|
Student Loan Consolidation-The Good, Bad, And The Ugly
By: Dan Johnson
With tuition costs rising across the country, it has become increasingly
necessary for college students to take on debt in an effort to get their degree.
But student loan repayments are often difficult for students to make, especially
considering that early on graduates incomes are typically quite a bit lower then
their ultimate earning potential. Due to these circumstances, Student Loan
Consolidation is a valuable option for many recent college grads to pursue.
How Student Loan Consolidation Works
Student Loan consolidation works like most consolidation programs. A single
lender takes on the various loans you have accumulated, like Stafford, Perkins,
HEAL, NSL, and private loans. While the terms and repayment conditions vary
among these many different lenders, a single loan consolidation company will pay
off all these loans and offer you a single, typically longer term, loan. What
this means practically, is that instead of having to pay off one loan in 3
years, another in 5, and another in 10, or having one loan’s interest rate be
fixed and another variable, all your loans are compiled under a single system.

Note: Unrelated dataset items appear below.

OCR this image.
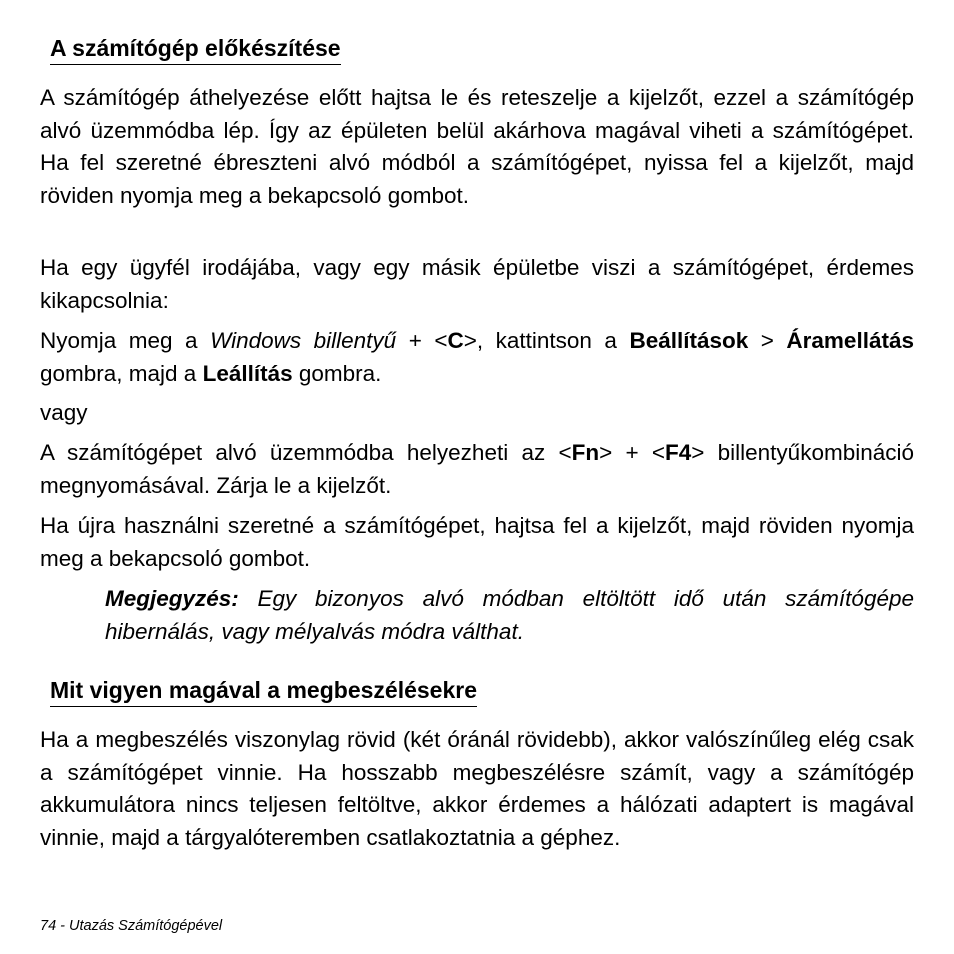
A számítógép előkészítése

A számítógép áthelyezése előtt hajtsa le és reteszelje a kijelzőt, ezzel a számítógép alvó üzemmódba lép. Így az épületen belül akárhova magával viheti a számítógépet. Ha fel szeretné ébreszteni alvó módból a számítógépet, nyissa fel a kijelzőt, majd röviden nyomja meg a bekapcsoló gombot.

Ha egy ügyfél irodájába, vagy egy másik épületbe viszi a számítógépet, érdemes kikapcsolnia:

Nyomja meg a Windows billentyű + <C>, kattintson a Beállítások > Áramellátás gombra, majd a Leállítás gombra.

vagy

A számítógépet alvó üzemmódba helyezheti az <Fn> + <F4> billentyűkombináció megnyomásával. Zárja le a kijelzőt.

Ha újra használni szeretné a számítógépet, hajtsa fel a kijelzőt, majd röviden nyomja meg a bekapcsoló gombot.

Megjegyzés: Egy bizonyos alvó módban eltöltött idő után számítógépe hibernálás, vagy mélyalvás módra válthat.

Mit vigyen magával a megbeszélésekre

Ha a megbeszélés viszonylag rövid (két óránál rövidebb), akkor valószínűleg elég csak a számítógépet vinnie. Ha hosszabb megbeszélésre számít, vagy a számítógép akkumulátora nincs teljesen feltöltve, akkor érdemes a hálózati adaptert is magával vinnie, majd a tárgyalóteremben csatlakoztatnia a géphez.

74 - Utazás Számítógépével
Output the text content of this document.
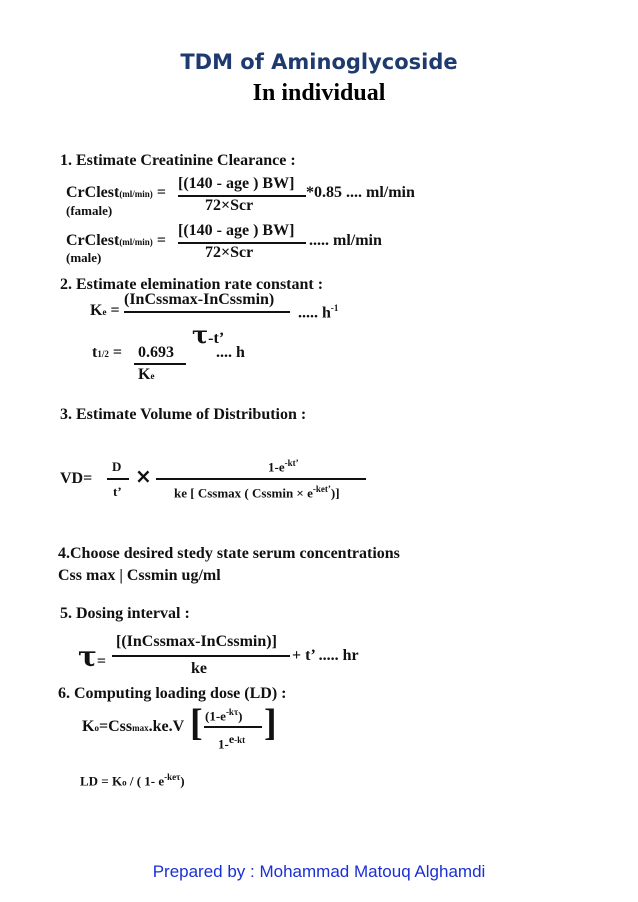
TDM of Aminoglycoside
In individual
1. Estimate Creatinine Clearance :
CrClest(ml/min) =
[(140 - age ) BW]
72×Scr
*0.85 .... ml/min
(famale)
CrClest(ml/min) =
[(140 - age ) BW]
72×Scr
..... ml/min
(male)
2. Estimate elemination rate constant :
Ke =
(InCssmax-InCssmin)
..... $h^{-1}$
τ-t’
t1/2 = 0.693	.... h
Ke
3. Estimate Volume of Distribution :
VD=
D
t’
×	$1-e^{-kt’}$
ke [ Cssmax ( $Cssmin \times e^{-ket’}$)]
4.Choose desired stedy state serum concentrations
Css max | Cssmin ug/ml
5. Dosing interval :
τ=
[(InCssmax-InCssmin)]
ke
+ t’ ..... hr
6. Computing loading dose (LD) :
Ko=Cssmax.ke.V [ $(1-e^{-k\tau})$
1-$^{e-kt}$ ]
LD = Ko / ( 1- $e^{-ke\tau}$)
Prepared by : Mohammad Matouq Alghamdi
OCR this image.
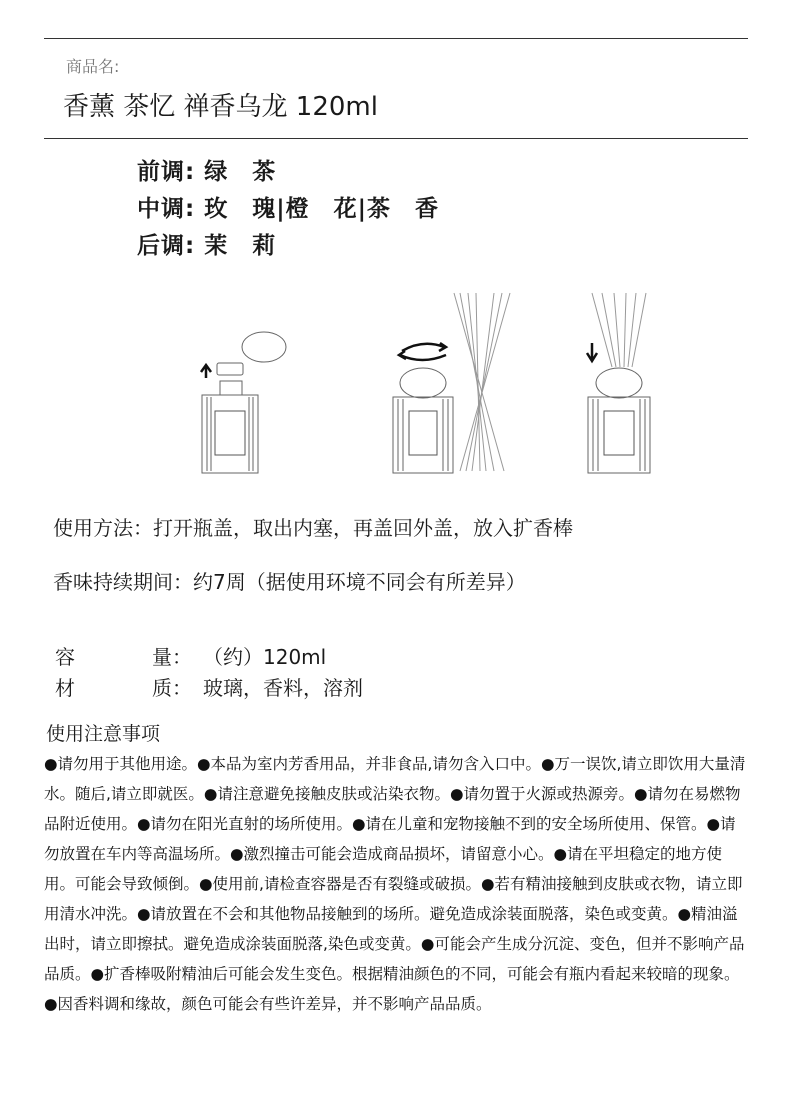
商品名:
香薰 茶忆 禅香乌龙 120ml
前调: 绿　茶
中调: 玫　瑰|橙　花|茶　香
后调: 茉　莉
使用方法：打开瓶盖，取出内塞，再盖回外盖，放入扩香棒
香味持续期间：约7周（据使用环境不同会有所差异）
容	量： （约）120ml
材	质： 玻璃，香料，溶剂
使用注意事项
●请勿用于其他用途。●本品为室内芳香用品，并非食品,请勿含入口中。●万一误饮,请立即饮用大量清水。随后,请立即就医。●请注意避免接触皮肤或沾染衣物。●请勿置于火源或热源旁。●请勿在易燃物品附近使用。●请勿在阳光直射的场所使用。●请在儿童和宠物接触不到的安全场所使用、保管。●请勿放置在车内等高温场所。●激烈撞击可能会造成商品损坏，请留意小心。●请在平坦稳定的地方使用。可能会导致倾倒。●使用前,请检查容器是否有裂缝或破损。●若有精油接触到皮肤或衣物，请立即用清水冲洗。●请放置在不会和其他物品接触到的场所。避免造成涂装面脱落，染色或变黄。●精油溢出时，请立即擦拭。避免造成涂装面脱落,染色或变黄。●可能会产生成分沉淀、变色，但并不影响产品品质。●扩香棒吸附精油后可能会发生变色。根据精油颜色的不同，可能会有瓶内看起来较暗的现象。●因香料调和缘故，颜色可能会有些许差异，并不影响产品品质。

You can then negotiate with your loan consolidation lender, about the terms of
the loan. Typically, students opt for a repayment plan of 10 to 30 years.
Obviously, the longer the term of the loan, the lower your monthly payment will
be.
Why Consolidate?
Consolidating your student loans offers you the opportunity to stretch out your
payments, so as to take advantage of your future earning power. It is quite
reasonable for students to believe that they will earn more as their careers
progress, and by stretching out the length of their repayments, they won’t have
to pay the most on their loan while their income is at its lowest point. Another
benefit of student loan consolidation programs is that they take a lot of the
confusion and problems out of student loan repayment. For recent graduates who
have loans from a variety of public and private lenders, keeping up with the
unique terms and conditions of every loan can often be a bit of a nuisance. For
these reasons consolidation is a very popular option. But that does not mean
that it is not without its costs.
Why Not Consolidate?
Loan consolidation of any variety, is so appealing for lenders because they can
charge relatively high “consolidation” fees. While student loan consolidation is
regulated better than most forms, loan consolidation companies still manage to
add quite a bit to the principle of the loan (that you will ultimately have to
pay back) in the form of fees. One way to avoid this is to insist that you be
offered the opportunity to pay for ALL consolidation fees upfront. By doing
this, you can ensure that you will at least be made aware of the quantity of
charges being imposed upon you. Another problem with loan consolidation is that
by extending the terms of your loans (say from 5 to 15 years) you dramatically
increase the amount of interest you pay on your loans. Your interest payments on
your loans accumulate over time. This means that the longer you take to pay your
loan back, the more interest will accumulate. Many students fail to notice this,
as they only focus on the interest rate, and not the total amount of interest
that will be paid over the life of the loan.
Student loan consolidation is a valuable tool for students who want to defer
their repayments until they earn more or for those who find the nuisance of
maintaining many of their individual loans to be too troublesome. It is
important for recent graduates to consider, however, that these benefits,
despite what lenders may lead you to believe, do not come without negative
tradeoffs. By being aware of both the positives and negatives of student loan
consolidation, you can make more educated decisions about the whether student
loan consolidation is the right solution for you.